Mercado vê com cautela, diz Multiplike

De acordo com Volnei  Eyng, CEO da Gestora Multiplike, o mercado vê esse leilão com bastante cautela, “e essa situação tem ajudado nos ruídos das últimas semanas, provocando um estresse em relação ao governo. Esse foi mais um ruído que ajudou a atrapalhar a imagem do governo nas últimas semanas.”

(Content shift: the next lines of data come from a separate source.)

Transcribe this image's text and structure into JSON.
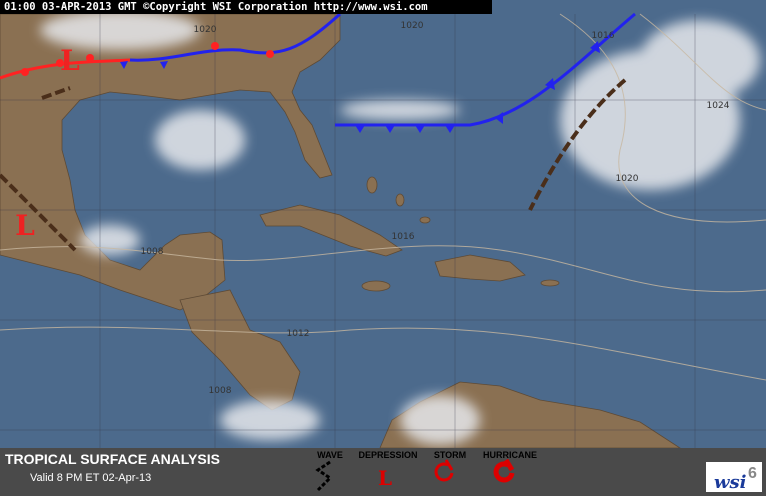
{
  "header": "01:00 03-APR-2013 GMT ©Copyright WSI Corporation  http://www.wsi.com",
  "isobars": [
    "1020",
    "1020",
    "1016",
    "1024",
    "1020",
    "1016",
    "1008",
    "1012",
    "1008"
  ],
  "lows": [
    "L",
    "L"
  ],
  "footer": {
    "title": "TROPICAL SURFACE ANALYSIS",
    "valid": "Valid 8 PM ET 02-Apr-13"
  },
  "legend": {
    "labels": [
      "WAVE",
      "DEPRESSION",
      "STORM",
      "HURRICANE"
    ],
    "depression_symbol": "L"
  },
  "logo": {
    "text": "wsi",
    "number": "6"
  }
}
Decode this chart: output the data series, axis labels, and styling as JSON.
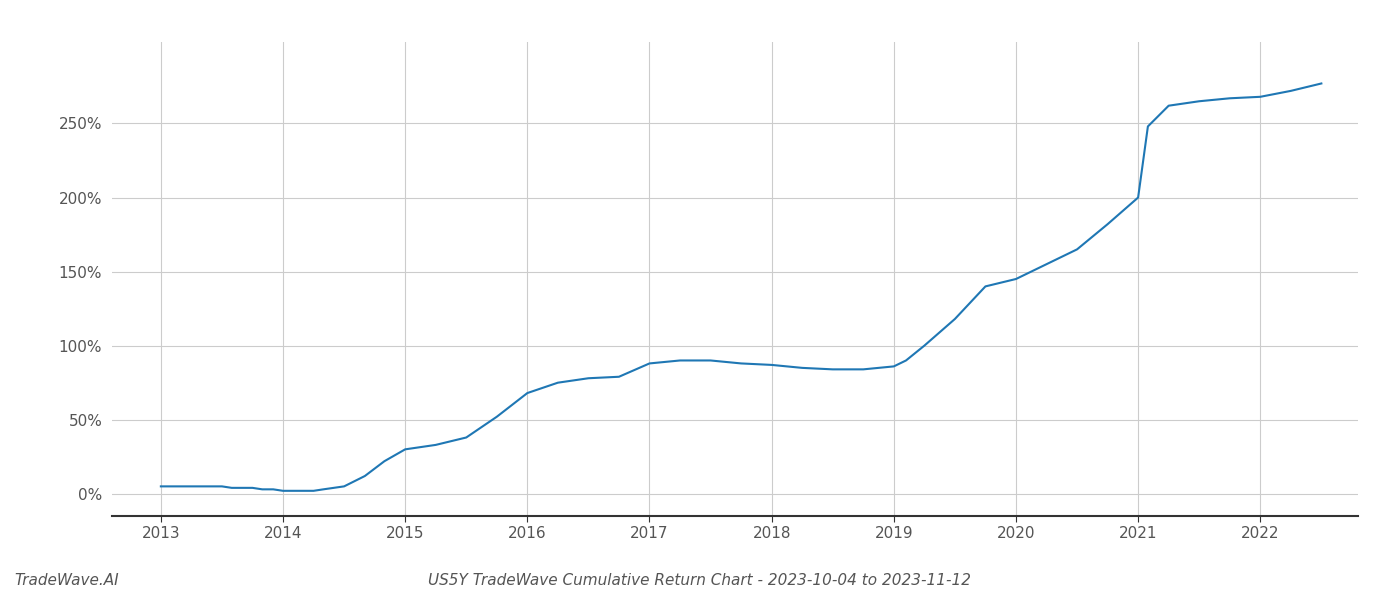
{
  "title": "US5Y TradeWave Cumulative Return Chart - 2023-10-04 to 2023-11-12",
  "watermark": "TradeWave.AI",
  "line_color": "#1f77b4",
  "line_width": 1.5,
  "background_color": "#ffffff",
  "grid_color": "#cccccc",
  "x_values": [
    2013.0,
    2013.08,
    2013.17,
    2013.25,
    2013.33,
    2013.42,
    2013.5,
    2013.58,
    2013.67,
    2013.75,
    2013.83,
    2013.92,
    2014.0,
    2014.08,
    2014.17,
    2014.25,
    2014.33,
    2014.5,
    2014.67,
    2014.83,
    2015.0,
    2015.25,
    2015.5,
    2015.75,
    2016.0,
    2016.25,
    2016.5,
    2016.75,
    2017.0,
    2017.25,
    2017.5,
    2017.75,
    2018.0,
    2018.25,
    2018.5,
    2018.75,
    2019.0,
    2019.1,
    2019.25,
    2019.5,
    2019.75,
    2020.0,
    2020.25,
    2020.5,
    2020.75,
    2021.0,
    2021.08,
    2021.25,
    2021.5,
    2021.75,
    2022.0,
    2022.25,
    2022.5
  ],
  "y_values": [
    5,
    5,
    5,
    5,
    5,
    5,
    5,
    4,
    4,
    4,
    3,
    3,
    2,
    2,
    2,
    2,
    3,
    5,
    12,
    22,
    30,
    33,
    38,
    52,
    68,
    75,
    78,
    79,
    88,
    90,
    90,
    88,
    87,
    85,
    84,
    84,
    86,
    90,
    100,
    118,
    140,
    145,
    155,
    165,
    182,
    200,
    248,
    262,
    265,
    267,
    268,
    272,
    277
  ],
  "xlim": [
    2012.6,
    2022.8
  ],
  "ylim": [
    -15,
    305
  ],
  "yticks": [
    0,
    50,
    100,
    150,
    200,
    250
  ],
  "xticks": [
    2013,
    2014,
    2015,
    2016,
    2017,
    2018,
    2019,
    2020,
    2021,
    2022
  ],
  "tick_fontsize": 11,
  "title_fontsize": 11,
  "watermark_fontsize": 11
}
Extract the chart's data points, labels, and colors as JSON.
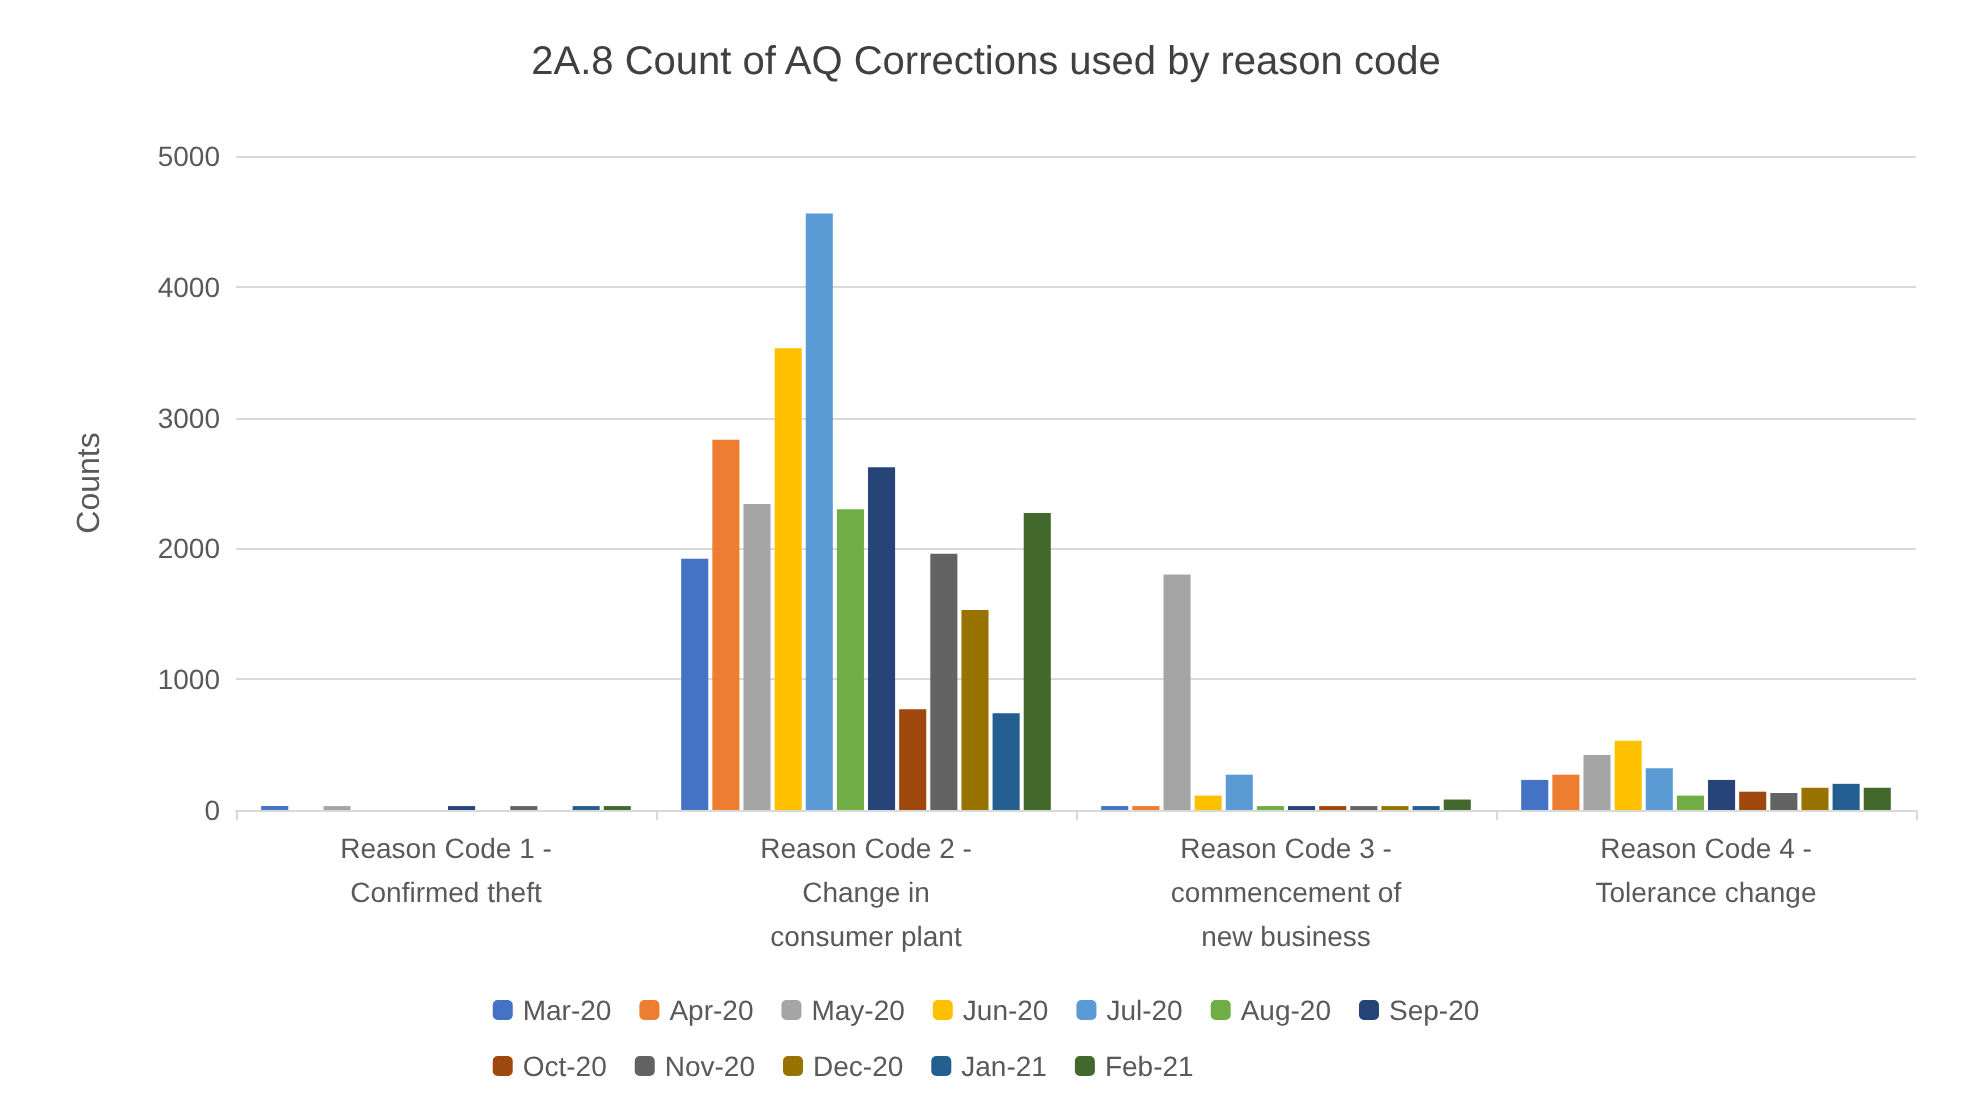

Segundo Eyng, o impacto para as empresas do agro listadas na B3, a princípio, é pequeno, mas se houver, com certeza será negativo. “Sempre que há interferência estatal no mercado, acaba sendo ruim, e o mercado vê com maus olhos, até porque foi uma medida tomada no calor do momento, estes leilões de arroz, sem levar em consideração que a colheita do RS já estava concluída e que o Brasil não tinha necessidade de comprar”, comenta.

O que pode acontecer?

Essa política pode trazer consequências no mercado entre fornecedores de insumos agrícolas, fornecedores de fertilizantes, fornecedores de máquinas e para o próprio produtor rural que já tinha colhido e armazenado nos silos das empresas que trabalham com arroz, e que ainda não tinham vendido, segundo o CEO da Multiplike. “Então, esse leilão pode provocar um desequilíbrio de preços e essa interferência, no momento, o mercado vê com maus olhos.”

Além disso, ele diz que essa iniciativa tem um custo para o governo, mesmo que bastante reduzido. “É uma interferência que pode abrir margem para começar a interferir em outros preços, o que sempre acaba atrapalhando o mercado. E com certeza, o controle estatal às vezes é necessário quando o mercado está desregulado, mas não era o caso, pois a situação já estava pacificada com a colheita do arroz já feita.”